When the environment is at the initial state right after env.reset()
:
info = {}
When the environment is not at the terminal state, the info is structured as follows:
info =
{
'actions':[list of each step's actions],
'rewards':[list of each step's rewards],
'terminations':[list of each step's termination flag],
'truncations':[list of each step's truncation flag]}
}
When the environment is at the terminal state, the info is structured as follows:
info =
{
'actions':[list of each step's actions],
'rewards':[list of each step's rewards],
'terminations':[list of each step's termination flag],
'truncations':[list of each step's truncation flag],
'episode':
{
'r':Final return of episode,
'l':Length of molecule,
't':Time it took to complete this episode
},
'sequence':FASTA sequence of the molecule,
'terminal_obs':Final observation as a list (not an array),
'molecule':The pose.data JSON data structure with all of the molecule's information}
}
To generate a path and targets to a specific molecular structure you can use the following steps:
- Use the following command to open the PDB molecule in PyMOL and import the required functions:
pymol custom.py -b FILENAME.pdb
. - Select a residue where the center of the elliptical should be.
- Run the following command
point('sele')
to get a starting Cx, Cy, Cz coordinate values of the center point of the elliptical path. - Run
path(Cx, Cy, Cz, a, b, o, j, w)
to generate the elliptical path. - Adjust the Cx, Cy, Cz, a, b, o, j, w values and run the last command again until the ideal path is generated.

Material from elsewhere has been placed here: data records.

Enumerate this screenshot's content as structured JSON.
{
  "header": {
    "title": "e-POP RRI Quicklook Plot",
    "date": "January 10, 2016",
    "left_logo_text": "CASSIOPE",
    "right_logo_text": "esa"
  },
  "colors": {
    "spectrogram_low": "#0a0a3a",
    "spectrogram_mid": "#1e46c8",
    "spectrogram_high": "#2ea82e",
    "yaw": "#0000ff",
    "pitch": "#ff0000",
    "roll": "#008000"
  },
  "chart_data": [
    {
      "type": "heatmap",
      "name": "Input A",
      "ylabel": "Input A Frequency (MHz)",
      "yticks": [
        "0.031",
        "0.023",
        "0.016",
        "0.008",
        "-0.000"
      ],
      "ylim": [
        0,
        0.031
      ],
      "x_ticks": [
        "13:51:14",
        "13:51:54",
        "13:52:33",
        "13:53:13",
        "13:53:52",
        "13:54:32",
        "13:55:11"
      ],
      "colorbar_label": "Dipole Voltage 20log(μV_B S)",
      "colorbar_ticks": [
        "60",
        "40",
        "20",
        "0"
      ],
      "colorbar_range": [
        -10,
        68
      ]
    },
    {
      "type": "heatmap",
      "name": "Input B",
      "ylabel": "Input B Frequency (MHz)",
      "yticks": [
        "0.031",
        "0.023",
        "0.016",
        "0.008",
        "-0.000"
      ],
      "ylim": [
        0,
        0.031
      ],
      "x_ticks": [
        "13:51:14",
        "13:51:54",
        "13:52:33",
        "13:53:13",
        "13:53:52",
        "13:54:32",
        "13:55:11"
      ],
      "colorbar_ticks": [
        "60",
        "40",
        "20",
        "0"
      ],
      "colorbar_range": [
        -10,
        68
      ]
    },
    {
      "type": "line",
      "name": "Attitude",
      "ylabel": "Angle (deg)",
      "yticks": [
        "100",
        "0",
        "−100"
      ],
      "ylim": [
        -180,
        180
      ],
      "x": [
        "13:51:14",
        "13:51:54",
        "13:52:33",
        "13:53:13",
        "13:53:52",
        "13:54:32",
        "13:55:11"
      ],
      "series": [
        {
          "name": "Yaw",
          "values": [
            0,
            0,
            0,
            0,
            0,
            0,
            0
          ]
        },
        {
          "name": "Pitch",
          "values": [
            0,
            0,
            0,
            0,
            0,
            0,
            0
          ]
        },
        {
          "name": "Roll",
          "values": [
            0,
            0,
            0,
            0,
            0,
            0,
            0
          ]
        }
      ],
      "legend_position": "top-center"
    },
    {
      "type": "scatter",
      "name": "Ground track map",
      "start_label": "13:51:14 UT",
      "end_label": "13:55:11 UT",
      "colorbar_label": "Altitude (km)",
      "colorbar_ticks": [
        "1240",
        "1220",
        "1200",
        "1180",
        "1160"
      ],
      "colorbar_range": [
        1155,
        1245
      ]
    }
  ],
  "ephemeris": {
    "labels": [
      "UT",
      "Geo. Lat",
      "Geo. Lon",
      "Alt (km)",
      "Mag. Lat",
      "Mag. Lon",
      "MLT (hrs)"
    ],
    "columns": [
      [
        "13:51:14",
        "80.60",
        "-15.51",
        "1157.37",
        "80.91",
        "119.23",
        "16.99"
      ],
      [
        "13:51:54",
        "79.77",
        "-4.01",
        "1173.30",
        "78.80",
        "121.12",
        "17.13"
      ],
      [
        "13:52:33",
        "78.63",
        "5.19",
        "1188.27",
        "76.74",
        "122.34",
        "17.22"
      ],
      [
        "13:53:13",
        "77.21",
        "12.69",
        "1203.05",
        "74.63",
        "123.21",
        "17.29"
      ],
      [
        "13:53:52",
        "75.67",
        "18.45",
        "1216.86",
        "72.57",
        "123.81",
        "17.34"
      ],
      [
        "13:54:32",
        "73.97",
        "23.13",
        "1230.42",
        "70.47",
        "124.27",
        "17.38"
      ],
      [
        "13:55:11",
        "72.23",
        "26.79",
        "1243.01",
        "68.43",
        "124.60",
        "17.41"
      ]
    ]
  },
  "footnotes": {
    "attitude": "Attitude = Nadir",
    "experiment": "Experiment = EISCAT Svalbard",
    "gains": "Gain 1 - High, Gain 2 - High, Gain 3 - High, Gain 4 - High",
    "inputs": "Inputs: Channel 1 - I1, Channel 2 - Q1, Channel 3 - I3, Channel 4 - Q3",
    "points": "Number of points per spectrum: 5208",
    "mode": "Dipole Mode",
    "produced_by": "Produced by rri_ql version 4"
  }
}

- Select residues to target and use the
point('sele')
command to get each target's coordinates.
Provided is the RL.py
script that trains a Proximal Policy Optimization (PPO) agent on the MiraMar environment or plays an already trained agent agent.pth
. Instructions are isolated within the script itself, since this training process is separate from the actual environment setup. The following are the training results of that produced the agent.pth trained agent:
Recomended to use OSPREY3 to refine the structure and make it more energetically favorable.